Notamment, Sophie Melchers a fait remarquer à l'enquêteur qu'il ne mentionnait nulle part l'existence d'accords de confidentialité existant entre Amaya et ses employés (contractuels ou permanents) afin de laisser entendre que si ces derniers avaient violé leurs engagements, ce n'était pas la faute de son client.

« Je ne peux pas m'expliquer que l'AMF ne veuille pas que vous sachiez ça », a-t-elle dit en s'adressant à la présidente du tribunal après avoir constaté que l'avocat de l'AMF, Philippe Levassseur, soulevait une objection devant ses propos.

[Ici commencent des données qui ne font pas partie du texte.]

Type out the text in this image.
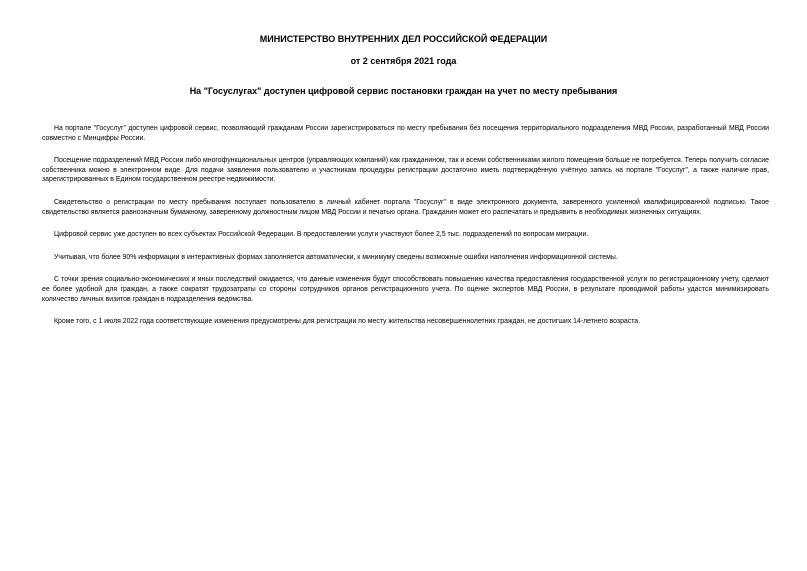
МИНИСТЕРСТВО ВНУТРЕННИХ ДЕЛ РОССИЙСКОЙ ФЕДЕРАЦИИ
от 2 сентября 2021 года
На "Госуслугах" доступен цифровой сервис постановки граждан на учет по месту пребывания

На портале "Госуслуг" доступен цифровой сервис, позволяющий гражданам России зарегистрироваться по месту пребывания без посещения территориального подразделения МВД России, разработанный МВД России совместно с Минцифры России.

Посещение подразделений МВД России либо многофункциональных центров (управляющих компаний) как гражданином, так и всеми собственниками жилого помещения больше не потребуется. Теперь получить согласие собственника можно в электронном виде. Для подачи заявления пользователю и участникам процедуры регистрации достаточно иметь подтверждённую учётную запись на портале "Госуслуг", а также наличие прав, зарегистрированных в Едином государственном реестре недвижимости.

Свидетельство о регистрации по месту пребывания поступает пользователю в личный кабинет портала "Госуслуг" в виде электронного документа, заверенного усиленной квалифицированной подписью. Такое свидетельство является равнозначным бумажному, заверенному должностным лицом МВД России и печатью органа. Гражданин может его распечатать и предъявить в необходимых жизненных ситуациях.

Цифровой сервис уже доступен во всех субъектах Российской Федерации. В предоставлении услуги участвуют более 2,5 тыс. подразделений по вопросам миграции.

Учитывая, что более 90% информации в интерактивных формах заполняется автоматически, к минимуму сведены возможные ошибки наполнения информационной системы.

С точки зрения социально-экономических и иных последствий ожидается, что данные изменения будут способствовать повышению качества предоставления государственной услуги по регистрационному учету, сделают ее более удобной для граждан, а также сократят трудозатраты со стороны сотрудников органов регистрационного учета. По оценке экспертов МВД России, в результате проводимой работы удастся минимизировать количество личных визитов граждан в подразделения ведомства.

Кроме того, с 1 июля 2022 года соответствующие изменения предусмотрены для регистрации по месту жительства несовершеннолетних граждан, не достигших 14-летнего возраста.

Sophie Melchers a par la suite tourné son attention vers les relevés téléphoniques des intimés. Elle a fait admettre à Xavier Saint-Pierre que pour tous les appels de courte durée apparaissant sur les différents relevés, l'enquêteur ne savait pas si des gens s'étaient effectivement parlé ou si les appels avaient échoué dans une boîte vocale ; si des gens avaient communiqué entre eux, il était impossible de savoir ce qu'ils avaient pu se dire. L'avocate a aussi fait réaliser à Xavier Saint-Pierre l'existence de plusieurs nouvelles connues des marchés financiers au sujet de différentes entreprises et de communications entre intimés qui semblaient avoir échappé à l'enquêteur.

L'avocate a également porté son attention sur l'interprétation et la traduction de certaines informations colligées qui pouvaient manquer de nuances. Elle a, par exemple, souligné que « early very quiet stages of considering a purchase » est traduit dans le résumé d'enquête par « mis au courant d'une transaction à venir ». Des calculs mathématiques erronés d'appréciation de cours boursiers ou de gains boursiers présentés dans le résumé d'enquête ont aussi été relevés par Sophie Melchers.

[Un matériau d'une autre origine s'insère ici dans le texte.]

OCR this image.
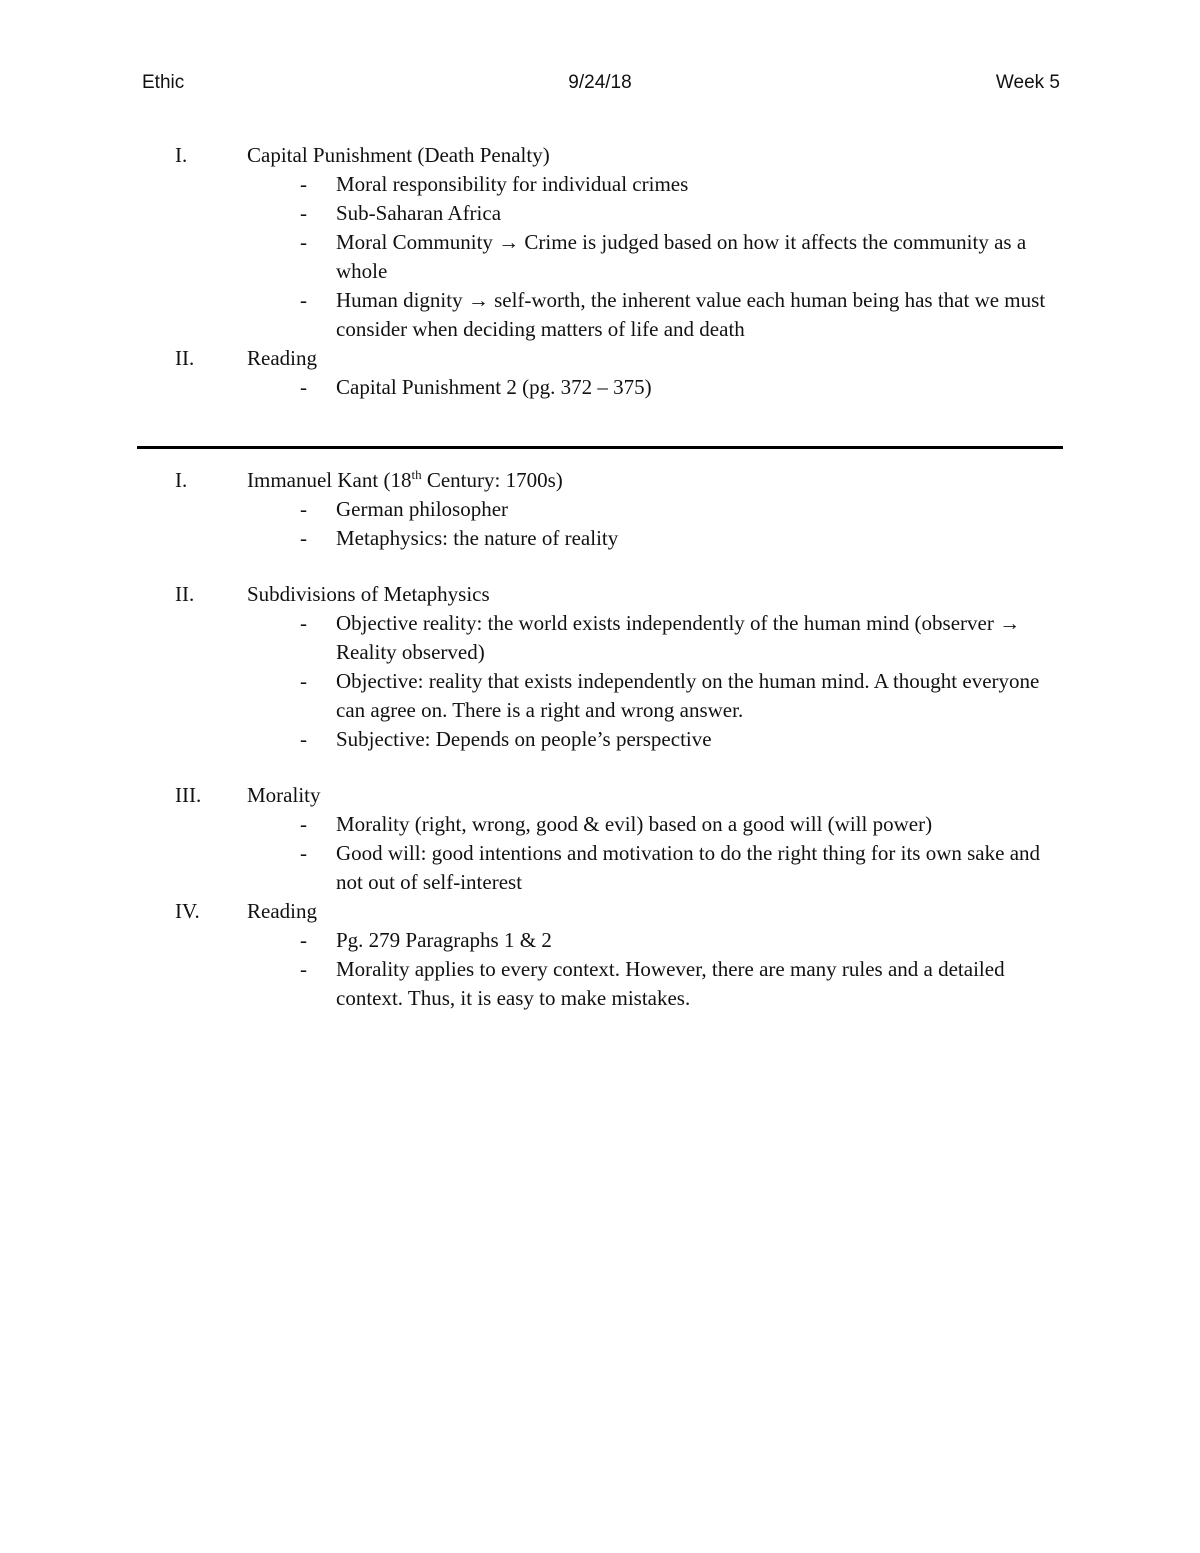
Ethic	9/24/18	Week 5
I.	Capital Punishment (Death Penalty)
- Moral responsibility for individual crimes
- Sub-Saharan Africa
- Moral Community → Crime is judged based on how it affects the community as a whole
- Human dignity → self-worth, the inherent value each human being has that we must consider when deciding matters of life and death
II.	Reading
- Capital Punishment 2 (pg. 372 – 375)
I.	Immanuel Kant (18th Century: 1700s)
- German philosopher
- Metaphysics: the nature of reality
II.	Subdivisions of Metaphysics
- Objective reality: the world exists independently of the human mind (observer → Reality observed)
- Objective: reality that exists independently on the human mind. A thought everyone can agree on. There is a right and wrong answer.
- Subjective: Depends on people’s perspective
III. Morality
- Morality (right, wrong, good & evil) based on a good will (will power)
- Good will: good intentions and motivation to do the right thing for its own sake and not out of self-interest
IV. Reading
- Pg. 279 Paragraphs 1 & 2
- Morality applies to every context. However, there are many rules and a detailed context. Thus, it is easy to make mistakes.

L'audience d'hier s'inscrivait dans le cadre du second dossier d'enquête de l'AMF pour délit d'initié concernant Amaya. Cette seconde enquête a été lancée l'été dernier après la découverte d'informations qui ont débouché sur des ordonnances de blocage à l'endroit d'une douzaine de personnes, en mars dernier. Cette enquête se poursuit toujours actuellement. David Baazov est mis en cause dans ce dossier en étant présenté comme la tête dirigeante d'un réseau sophistiqué à l'origine d'une série de délits d'initié où la transmission d'information privilégiée se ferait sous une forme pyramidale et où le paiement de ristournes aux tuyauteurs est prévu.

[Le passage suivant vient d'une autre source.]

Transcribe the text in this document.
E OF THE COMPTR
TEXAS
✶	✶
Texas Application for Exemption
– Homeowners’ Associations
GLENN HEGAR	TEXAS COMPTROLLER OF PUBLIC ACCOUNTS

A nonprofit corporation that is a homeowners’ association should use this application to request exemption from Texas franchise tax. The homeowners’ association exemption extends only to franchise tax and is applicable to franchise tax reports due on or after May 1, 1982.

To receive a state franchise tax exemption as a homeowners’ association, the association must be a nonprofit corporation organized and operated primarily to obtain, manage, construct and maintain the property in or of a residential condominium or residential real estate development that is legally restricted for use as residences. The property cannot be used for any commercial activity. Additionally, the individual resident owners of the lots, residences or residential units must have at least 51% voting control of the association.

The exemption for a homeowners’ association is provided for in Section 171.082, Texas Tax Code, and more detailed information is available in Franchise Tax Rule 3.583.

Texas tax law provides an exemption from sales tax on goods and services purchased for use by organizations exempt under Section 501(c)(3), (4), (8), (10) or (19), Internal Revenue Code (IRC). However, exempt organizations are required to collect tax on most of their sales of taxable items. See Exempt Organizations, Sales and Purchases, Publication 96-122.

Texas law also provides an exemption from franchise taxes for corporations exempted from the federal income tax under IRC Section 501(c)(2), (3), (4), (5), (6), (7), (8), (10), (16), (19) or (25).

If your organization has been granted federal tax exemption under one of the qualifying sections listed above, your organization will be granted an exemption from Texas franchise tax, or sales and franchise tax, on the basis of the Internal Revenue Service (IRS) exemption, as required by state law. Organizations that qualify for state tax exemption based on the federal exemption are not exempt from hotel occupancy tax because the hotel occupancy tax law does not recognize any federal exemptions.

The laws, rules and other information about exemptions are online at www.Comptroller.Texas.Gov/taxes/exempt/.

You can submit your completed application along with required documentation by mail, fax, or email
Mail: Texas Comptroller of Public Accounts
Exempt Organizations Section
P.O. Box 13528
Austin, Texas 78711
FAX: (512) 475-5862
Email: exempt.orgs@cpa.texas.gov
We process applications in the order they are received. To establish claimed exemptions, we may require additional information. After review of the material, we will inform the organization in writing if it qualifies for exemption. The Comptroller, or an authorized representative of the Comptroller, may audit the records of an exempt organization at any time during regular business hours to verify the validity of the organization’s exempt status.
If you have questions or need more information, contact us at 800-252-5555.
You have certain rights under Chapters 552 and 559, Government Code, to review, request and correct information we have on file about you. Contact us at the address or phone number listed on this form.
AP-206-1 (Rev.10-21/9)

« La journée d'hier est un premier pas visant à remettre les pendules à l'heure. » - David Baazov

« J'aimerais réitérer que je n'ai pas reçu d'argent, de cadeaux ou d'autres choses en lien avec des transactions réalisées par les intimés, a commenté David Baazov, en soirée, par l'entremise de son porte-parole. Je suis impatient de me voir exonéré de toutes les allégations à mon endroit afin de placer cette affaire derrière moi. »

Le contre-interrogatoire mené par Sophie Melchers se poursuivra le 4 octobre.

David Baazov est par ailleurs une des trois personnes faisant face à des chefs d'accusation pour délit d'initié découlant du premier dossier d'enquête de l'AMF déclenchée à l'été 2014 après l'annonce de l'achat de PokerStars par Amaya au coût de 5 milliards US.

Photo Patrick Sanfaçon, Archives La Presse

Le 10 décembre 2014, les enquêteurs sont repartis du siège social d'Amaya, à Pointe-Claire, avec six boîtes de documents papier, quatre ordinateurs et trois disques durs.